Little kids are always told to follow their dreams. That they can do anything if they set their minds to it. That's what I was told. I'm sure that's what you were told. But it isn't that easy, is it? The truth is that reality gets in the way of our dreams. Sure some people get there. But not everybody can be those people. So what's the difference?
I think the difference is more than the presence of roadblocks. Sure some run into more than others, and some larger than others. But the real difference is between those who come to accept the dead ends and those who build new roads.
I officially sound like a self-help guide.
But really... I just finished telling a friend that he can still do what he wants to do--even if he's off track, even if it will take awhile, even if it feels like he can't. Then I realized that I'm a total hypocrite.
In high school, when I was trying to determine what to do with the rest of my life (a.k.a. my college major), I had multiple ideas. One in particular was Fashion Design. I love fashion, and I've been sketching designs for years. I can't sew, but (if I do say so myself) the designs I had were damn decent. And I've been improving. But as was pointed out to me, fashion is tough. It's hit or miss, and if I were to miss, I'd have nothing to fall back on except for rough drawings.
And so I chose English. Creative Writing to be specific. Don't get me wrong. I love Creative Writing: I love grammar, and reading, and editing. And surely I will find a decent career in the field.

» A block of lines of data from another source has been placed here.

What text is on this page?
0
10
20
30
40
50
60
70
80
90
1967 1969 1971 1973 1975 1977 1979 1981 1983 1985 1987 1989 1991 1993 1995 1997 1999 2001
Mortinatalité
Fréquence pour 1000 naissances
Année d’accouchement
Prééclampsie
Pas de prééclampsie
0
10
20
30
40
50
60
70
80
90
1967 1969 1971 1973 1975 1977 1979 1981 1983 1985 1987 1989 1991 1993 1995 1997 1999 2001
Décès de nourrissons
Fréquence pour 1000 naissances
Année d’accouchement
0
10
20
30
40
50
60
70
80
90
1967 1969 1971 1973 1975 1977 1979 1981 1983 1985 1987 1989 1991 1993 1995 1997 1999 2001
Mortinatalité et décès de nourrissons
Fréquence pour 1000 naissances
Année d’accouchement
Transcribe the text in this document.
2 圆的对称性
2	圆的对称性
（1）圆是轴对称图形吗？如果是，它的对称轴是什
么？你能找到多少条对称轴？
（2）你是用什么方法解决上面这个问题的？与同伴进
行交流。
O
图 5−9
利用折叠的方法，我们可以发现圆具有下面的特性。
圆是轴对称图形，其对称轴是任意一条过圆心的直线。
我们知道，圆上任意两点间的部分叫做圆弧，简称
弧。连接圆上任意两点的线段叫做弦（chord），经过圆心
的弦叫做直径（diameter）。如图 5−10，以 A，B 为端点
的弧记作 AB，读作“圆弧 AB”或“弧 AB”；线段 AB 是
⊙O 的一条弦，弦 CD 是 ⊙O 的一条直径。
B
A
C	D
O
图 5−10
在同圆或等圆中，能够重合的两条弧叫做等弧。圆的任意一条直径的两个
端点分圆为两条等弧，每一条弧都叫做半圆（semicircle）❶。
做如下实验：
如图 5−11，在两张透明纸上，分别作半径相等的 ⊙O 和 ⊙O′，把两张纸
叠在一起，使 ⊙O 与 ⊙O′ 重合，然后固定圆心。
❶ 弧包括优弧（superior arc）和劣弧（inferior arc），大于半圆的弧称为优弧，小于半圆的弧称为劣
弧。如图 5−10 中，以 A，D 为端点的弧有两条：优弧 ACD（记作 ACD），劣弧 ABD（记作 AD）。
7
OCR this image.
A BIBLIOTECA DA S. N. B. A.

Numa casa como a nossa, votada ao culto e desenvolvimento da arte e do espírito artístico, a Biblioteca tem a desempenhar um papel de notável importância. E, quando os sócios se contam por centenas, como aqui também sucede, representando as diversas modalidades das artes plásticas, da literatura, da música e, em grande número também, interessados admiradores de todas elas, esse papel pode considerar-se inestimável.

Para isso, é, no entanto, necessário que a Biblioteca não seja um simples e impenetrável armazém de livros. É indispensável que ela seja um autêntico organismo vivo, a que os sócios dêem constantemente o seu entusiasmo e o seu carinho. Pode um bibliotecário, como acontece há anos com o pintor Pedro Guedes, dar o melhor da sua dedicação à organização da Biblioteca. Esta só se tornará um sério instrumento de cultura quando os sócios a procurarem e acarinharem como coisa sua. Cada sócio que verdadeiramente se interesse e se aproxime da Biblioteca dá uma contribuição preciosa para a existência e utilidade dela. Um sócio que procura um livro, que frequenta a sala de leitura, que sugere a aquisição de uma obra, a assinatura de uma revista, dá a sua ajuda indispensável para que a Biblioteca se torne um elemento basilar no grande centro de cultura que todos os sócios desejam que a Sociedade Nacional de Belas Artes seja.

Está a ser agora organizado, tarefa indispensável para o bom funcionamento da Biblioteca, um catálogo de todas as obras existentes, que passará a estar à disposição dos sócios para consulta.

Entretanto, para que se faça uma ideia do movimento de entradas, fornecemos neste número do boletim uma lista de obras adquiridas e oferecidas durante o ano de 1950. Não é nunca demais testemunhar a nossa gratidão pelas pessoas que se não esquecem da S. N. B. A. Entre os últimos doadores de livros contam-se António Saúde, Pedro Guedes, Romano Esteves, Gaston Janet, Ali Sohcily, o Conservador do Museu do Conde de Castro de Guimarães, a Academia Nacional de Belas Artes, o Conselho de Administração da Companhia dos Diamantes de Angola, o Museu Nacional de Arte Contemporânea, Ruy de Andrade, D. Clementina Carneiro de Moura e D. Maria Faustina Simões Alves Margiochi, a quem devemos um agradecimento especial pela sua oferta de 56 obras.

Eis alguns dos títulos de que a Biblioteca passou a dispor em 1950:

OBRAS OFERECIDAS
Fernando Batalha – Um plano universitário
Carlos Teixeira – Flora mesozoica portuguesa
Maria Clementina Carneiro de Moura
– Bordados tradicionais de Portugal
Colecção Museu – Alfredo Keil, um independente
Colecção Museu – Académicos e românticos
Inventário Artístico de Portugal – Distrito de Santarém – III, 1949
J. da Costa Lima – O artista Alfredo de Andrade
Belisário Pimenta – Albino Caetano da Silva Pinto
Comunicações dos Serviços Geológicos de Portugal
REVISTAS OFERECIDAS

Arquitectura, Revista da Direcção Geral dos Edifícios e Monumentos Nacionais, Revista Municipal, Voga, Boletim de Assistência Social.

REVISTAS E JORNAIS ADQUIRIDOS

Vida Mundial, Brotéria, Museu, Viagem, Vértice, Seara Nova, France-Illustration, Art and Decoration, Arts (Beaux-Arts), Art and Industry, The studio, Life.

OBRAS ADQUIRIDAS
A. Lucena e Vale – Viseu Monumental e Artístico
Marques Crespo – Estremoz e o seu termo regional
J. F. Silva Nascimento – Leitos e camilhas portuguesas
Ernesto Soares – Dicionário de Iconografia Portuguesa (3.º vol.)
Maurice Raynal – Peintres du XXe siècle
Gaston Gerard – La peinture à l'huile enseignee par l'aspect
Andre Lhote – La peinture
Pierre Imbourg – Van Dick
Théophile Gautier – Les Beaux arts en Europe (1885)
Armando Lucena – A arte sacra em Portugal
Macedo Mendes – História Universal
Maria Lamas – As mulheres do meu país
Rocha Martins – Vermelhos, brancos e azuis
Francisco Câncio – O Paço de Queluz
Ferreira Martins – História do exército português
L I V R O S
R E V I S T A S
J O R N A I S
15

But is it safe? Is that why I chose it? I have always been a bookworm. I have always been a good writer. I have always been detail-oriented and able to spot errors. I'm not risking anything.
It will be difficult for me to fail. It might still be difficult for me to excel, but even if I don't excel, I certainly won't fail. At least not completely. So what's the point? What's the point in attempting what I already know I can do? There's no question. It's a guarantee. I can't lose. It's like a fixed game. How could I celebrate the win? How will I ever be satisified with my "accomplishments?" Is that what they are? Or are they just easy goals?
I don't know anymore. Somewhere along the line I stopped dreaming, and I'm not sure I can write my way out of this one.